Here is a rough summary of what I tried, what worked, and what problems I ran into:
[...]
Actually building a time64 version of glibc turned out to be harder, including some issues discussed on the libc mailing list[5]:
- Always setting -D_TIME_BITS=64 in the global compiler flags for the distro breaks both the native 64-bit (x86_64) build and the 32-bit build, as glibc itself expects to be built without this.
This seems like a small issue, but glibc should probably either remove it from CFLAGS in the build system or at least catch it at configure time and error out, so that it's not confusing when it breaks.
Right, that would make sense. For the test suite though, I guess it would actually need to run each test case that references time_t both ways.
- Removing the time32 symbols from the glibc shared object did not work as they are still used (a lot) internally, and by the testsuite.
That they're used internally sounds like a major problem; anywhere they're being used internally potentially has hidden Y2038 bugs. This is also why I'm concerned about glibc's approach of not building itself with _TIME_BITS=64, and just undefining it or doing something else in the wrapper files for the legacy time32 symbols.
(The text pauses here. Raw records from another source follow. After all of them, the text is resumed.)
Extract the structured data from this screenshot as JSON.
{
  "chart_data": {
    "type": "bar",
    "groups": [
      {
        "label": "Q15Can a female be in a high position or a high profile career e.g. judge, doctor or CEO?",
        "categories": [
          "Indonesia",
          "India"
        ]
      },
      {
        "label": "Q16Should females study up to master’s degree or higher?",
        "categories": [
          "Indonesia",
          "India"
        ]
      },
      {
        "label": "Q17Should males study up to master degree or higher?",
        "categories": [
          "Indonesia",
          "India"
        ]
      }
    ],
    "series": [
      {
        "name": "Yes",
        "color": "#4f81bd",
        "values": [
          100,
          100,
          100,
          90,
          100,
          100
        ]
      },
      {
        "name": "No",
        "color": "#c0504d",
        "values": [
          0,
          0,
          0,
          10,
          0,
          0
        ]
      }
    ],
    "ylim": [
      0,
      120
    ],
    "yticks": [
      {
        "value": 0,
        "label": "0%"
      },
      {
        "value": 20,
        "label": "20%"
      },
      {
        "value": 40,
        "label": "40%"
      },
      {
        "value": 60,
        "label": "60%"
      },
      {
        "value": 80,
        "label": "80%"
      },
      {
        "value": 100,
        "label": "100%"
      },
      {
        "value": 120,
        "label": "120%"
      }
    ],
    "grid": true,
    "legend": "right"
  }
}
I thought this was the long-term plan. Working on the ABI first and then changing the implementation may help speed up the timeline before distro-level work can start, but OTOH removing all the 32-bit codepaths from the implementation first makes it more likely to find all relevant bits.
- The nptl and sunrpc portions have numerous interfaces with 'timeval' or 'timespec' arguments that each cause an ABI break.
nptl is essential but I think sunrpc is pure legacy ABI and not intended to be linkable in the future.
That would be helpful, but what does it mean for distro packages that link against it today? codesearch.debian.org e.g. finds nfs-utls, nis, libtirpc, ntirpc and nfswatch including <rpc/*.h>. Can these just use a replacement that is built with 64-bit time_t then?